Tennessee safety Janzen Jackson said he wasn't allowed to discuss the specifics of his suspension last week, but hinted there could be an advantage from some time off.
"It's going to be nice getting back. I had a week off to rest my legs," the freshman said in his first public comments since being suspended for the Memphis game last Saturday. "I kind of missed the guys watching them out there on TV and stuff. I'll be happy to be back this week."
Jackson was suspended for "administrative reasons", according to head coach Lane Kiffin.
"It kind of felt like being injured and watching your team play," Jackson said.
Jackson last missed playing time as a senior in high school when he was injured. Upon further inspection, this absence was a bit different.
"To know that it was my fault, it felt a little bit worse," he said. "It's in the past now so it's back to work.
Jackson said missing playing time had an impact.
"It was a problem that had lingered in the past so we had already got past it," he said. "We just had to hit this bump in the road."
Jackson said he appreciated that UT's coaching staff was willing to forgive him of his recent transgression.
"I appreciate that a lot," he said. "You don't want to have your coach mad at you for any reason. You don't want that to linger. It's always about looking forward with these guys. That's a good thing."
For guidance, Jackson said he spoke to his father, Lance Guidry, who coaches defensive backs at Miami (Ohio).

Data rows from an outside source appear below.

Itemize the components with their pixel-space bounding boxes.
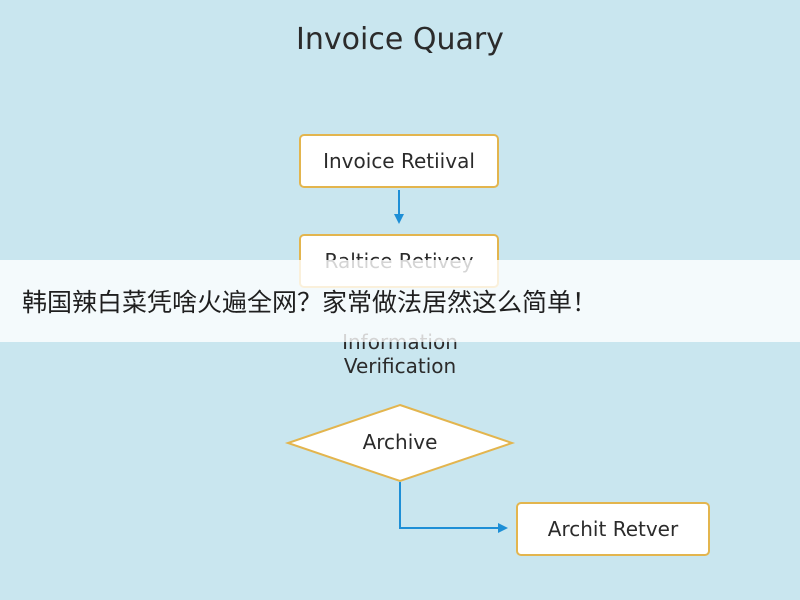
arrow-archive-to-archit [399,482,508,533]
diagram-title: Invoice Quary [296,22,504,57]
node-archit-retriever: Archit Retver [516,502,710,556]
node-invoice-retrieval: Invoice Retiival [299,134,499,188]
archive-decision-diamond [284,403,516,483]
node-archit-retriever-label: Archit Retver [547,517,679,541]
overlay-caption-banner: 韩国辣白菜凭啥火遍全网？家常做法居然这么简单！ [0,260,800,342]
node-information-verification-line-2: Verification [343,354,457,378]
node-archive-label: Archive [362,430,438,454]
node-invoice-retrieval-label: Invoice Retiival [323,149,475,173]
overlay-caption-text: 韩国辣白菜凭啥火遍全网？家常做法居然这么简单！ [22,288,598,317]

"He just told me to keep my head up," Jackson said. "Look forward and it will be past sooner than I think. And it already is."
Practice Report: Kiffin was pleased with Wednesday's practice.
"There was great energy today," he said. "Better than yesterday. Yesterday just seemed to be O.K."
Kiffin also was pleased that UT is mostly healthy. He said defensive lineman Marlon Walls (ankle) is 100 percent.
Darren Myles Jr. was an exception. The freshman reserve safety didn't practice much with an undisclosed ailment.
Offensive guard Jacques McClendon was slowed by a sore foot that was injured against Memphis.
"But he'll be able to go," Kiffin said, referring to the Ole Miss game this Saturday.
If not, Kiffin said Jarrod Shaw or Cody Pope would step in.
Kiffin said placekicker Daniel Lincoln (quadriceps) kicked well Tuesday but his status for Saturday is uncertain.
"I have no idea," Kiffin said. "I just play it week to week and wait till Saturday to see. We would have thought by now (Lincoln would be healthy). Every time he starts to come back, it starts to bother him a little bit."
Battle On: Kiffin said right guards Vladimir Richard and Cory Sullins graded out about the same against Memphis.
"That position is still open throughout this week," Kiffin said.
Richard said he is healthy after overcoming knee and Achilles tendon issues this season.
"At this point I want to get on the field so whatever has to be done with me, that's what we have to do," Richard said. "As soon as I get out there and get my chance I'm going out there and giving it my all."
Lott of Awards: Safety Eric Berry was named the Ronnie Lott Trophy national player of the week for the second time this season. The junior had an interception, a fumble recovery and five tackles in UT's 56-28 win over Memphis. Berry honored earlier this season for his performance in UT's loss against Florida.
Berry also was selected as one of eight semifinalists for the Lott Award, which is presented to the nation's top defensive player.
Snead Synopsis: Ole Miss quarterback Jevan Snead came into the season as one of the most highly touted players in the SEC. At times, he's looked that good, yet inconsistency has plagued his game.
Snead ranks 73rd in the nation in passing efficiency. Kiffin said Snead's strong arm and ability to throw downfield has his attention.
"He's so dangerous," Kiffin said.
Snead, however, is completing only 51.9 percent of his passes.
"I'm shocked his completion percentage is as low as it is," Kiffin said. "When you watch the film, it doesn't feel like that."
Defensive tackle Dan Williams said the key to disrupting Snead is to rattle him.
"We're going to try to do our best to rattle him and try to take him out of his game because once he's in his zone, it will be hard for us to beat him," Williams said.
Williams has been plenty impressed with Snead's athleticism, even though he's widely considered more of a pocket passer. Snead must be athletic, Williams asserted, because Texas recruited him and the Longhorns run the option.
"He had to have a little speed for them to recruit him," Williams said.
Snead transferred from Texas in 2007 after losing the quarterback battle to Colt McCoy.
Scouting Report: Kiffin said Ole Miss' defensive front is very similar to Alabama's.
"They're so big and physical up front," Kiffin said of the Rebels. "And they're so deep. It's just one after another. Imagine, (defensive end Greg) Hardy doesn't start. That guy's a first-round (NFL) pick. I can't even imagine having that much depth like that."
Hardy has battled ankle and foot injuries this year but is widely thought of as one of the most talented ends in the SEC.